At a macro level, the mega liquidity unleashed by the US and European Central banks, low yields and the declining dollar is forcing large LP’s to increase their allocations towards higher yield generating and growing emerging markets – of which India will be a beneficiary. With the new US administration in place, markets are hoping for less trade war rhetoric and reduction of hostilities. Brexit too, is no longer an unknown and with successful vaccine announcements, most of the global uncertainties that plagued markets in 2020 appear to be on the decline.

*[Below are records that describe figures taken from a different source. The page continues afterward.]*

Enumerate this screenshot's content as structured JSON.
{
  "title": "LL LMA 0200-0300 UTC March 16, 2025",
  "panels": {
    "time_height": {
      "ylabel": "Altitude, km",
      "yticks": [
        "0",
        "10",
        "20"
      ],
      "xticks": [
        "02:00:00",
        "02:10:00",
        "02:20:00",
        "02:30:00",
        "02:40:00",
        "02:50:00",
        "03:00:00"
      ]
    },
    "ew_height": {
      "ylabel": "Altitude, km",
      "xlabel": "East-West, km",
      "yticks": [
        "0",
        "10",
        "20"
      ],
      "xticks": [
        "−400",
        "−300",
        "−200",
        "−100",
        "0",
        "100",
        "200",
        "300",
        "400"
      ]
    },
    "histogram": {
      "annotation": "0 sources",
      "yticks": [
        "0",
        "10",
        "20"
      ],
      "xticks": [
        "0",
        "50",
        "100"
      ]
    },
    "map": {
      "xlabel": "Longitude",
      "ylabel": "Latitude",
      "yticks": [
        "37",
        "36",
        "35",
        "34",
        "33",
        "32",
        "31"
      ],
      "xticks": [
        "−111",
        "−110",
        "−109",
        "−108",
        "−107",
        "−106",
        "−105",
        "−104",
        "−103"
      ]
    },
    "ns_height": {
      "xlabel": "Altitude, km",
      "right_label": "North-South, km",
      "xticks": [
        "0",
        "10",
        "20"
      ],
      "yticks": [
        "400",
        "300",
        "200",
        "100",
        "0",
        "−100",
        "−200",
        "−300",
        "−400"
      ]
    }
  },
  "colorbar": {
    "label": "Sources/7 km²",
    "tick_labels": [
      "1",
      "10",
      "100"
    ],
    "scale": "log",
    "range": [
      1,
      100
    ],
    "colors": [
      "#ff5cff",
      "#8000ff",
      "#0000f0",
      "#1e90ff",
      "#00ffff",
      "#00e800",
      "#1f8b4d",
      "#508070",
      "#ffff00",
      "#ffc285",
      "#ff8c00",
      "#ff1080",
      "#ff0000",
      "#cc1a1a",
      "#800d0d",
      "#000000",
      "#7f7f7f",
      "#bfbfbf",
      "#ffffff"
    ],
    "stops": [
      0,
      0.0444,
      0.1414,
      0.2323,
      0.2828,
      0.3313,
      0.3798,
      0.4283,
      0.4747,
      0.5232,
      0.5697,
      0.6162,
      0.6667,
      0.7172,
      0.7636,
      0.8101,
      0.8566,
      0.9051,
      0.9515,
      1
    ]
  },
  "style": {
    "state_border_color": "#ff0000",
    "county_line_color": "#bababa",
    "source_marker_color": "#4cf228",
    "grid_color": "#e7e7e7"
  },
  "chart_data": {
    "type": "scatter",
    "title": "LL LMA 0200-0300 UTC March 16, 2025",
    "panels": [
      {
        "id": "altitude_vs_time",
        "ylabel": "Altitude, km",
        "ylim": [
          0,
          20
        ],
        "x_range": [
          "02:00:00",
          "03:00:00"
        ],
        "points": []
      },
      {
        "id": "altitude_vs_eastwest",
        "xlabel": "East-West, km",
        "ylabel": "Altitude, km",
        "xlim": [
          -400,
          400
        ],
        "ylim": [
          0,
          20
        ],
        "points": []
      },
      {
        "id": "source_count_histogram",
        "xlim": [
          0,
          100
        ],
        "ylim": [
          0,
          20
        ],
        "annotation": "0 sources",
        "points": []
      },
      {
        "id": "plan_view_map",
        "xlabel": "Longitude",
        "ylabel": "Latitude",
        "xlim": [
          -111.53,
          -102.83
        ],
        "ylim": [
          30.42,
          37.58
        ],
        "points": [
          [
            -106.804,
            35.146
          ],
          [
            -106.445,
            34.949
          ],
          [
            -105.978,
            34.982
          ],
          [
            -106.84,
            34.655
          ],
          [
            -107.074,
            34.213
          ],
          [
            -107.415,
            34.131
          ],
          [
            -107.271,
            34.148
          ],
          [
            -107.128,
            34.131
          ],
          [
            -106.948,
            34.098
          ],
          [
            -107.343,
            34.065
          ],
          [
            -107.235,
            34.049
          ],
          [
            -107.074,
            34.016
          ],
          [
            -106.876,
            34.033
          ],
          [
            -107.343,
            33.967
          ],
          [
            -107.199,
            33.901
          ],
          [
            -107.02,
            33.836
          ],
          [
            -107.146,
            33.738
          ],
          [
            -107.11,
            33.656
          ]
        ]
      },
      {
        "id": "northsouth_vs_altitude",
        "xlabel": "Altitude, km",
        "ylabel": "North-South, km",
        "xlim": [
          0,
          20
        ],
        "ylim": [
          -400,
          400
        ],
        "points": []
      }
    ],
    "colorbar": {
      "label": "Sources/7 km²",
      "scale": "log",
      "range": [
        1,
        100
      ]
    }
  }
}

The successful fund raising by the RIL Group entities from Global PE and strategic investors during the peak of the pandemic has added a new dimension to India’s attractiveness as a destination for global capital. Several large marquee global investors have made their maiden investments in India via the RIL group deals and one can expect most of them to follow through with more investments as the Indian recovery picks up steam. As global corporations look to mitigate risks by diversifying their supply chains and as differential access to resources drives consolidation in most Indian sectors, new and larger opportunities are emerging for PE investors, said Soni.
The tectonic shifts in India’s digitisation unleashed by the pandemic coupled with the sentiment boost driven by mega successful IPO’s / listings of PE backed tech companies in the US are expected to keep Indian VC investors busy as new, hyper scalable business models emerge and home grown technology companies look to list in the public markets.
Q42020 saw average monthly PE/VC investments of $4.2 billion (excl. RIL Group deals) and investment teams of most funds are now firing on all cylinders. Nov and Dec saw monthly exits move up to US$1 billion and with the recovery in mid-cap and small-cap indices, we expect a busy IPO calendar by PE/VC backed companies. Open market exits remain strong and secondary exits are expected to recover sharply in 2021.
"With the better than expected Indian economic revival, launch of vaccination drives and this alignment of global macro factors, we expect 2021 to be significantly better than 2019 for both Indian PEVC investments as well as exits. Caveat: Should the pandemic worsen globally; it will dampen both investor appetite and economic activity,” he said.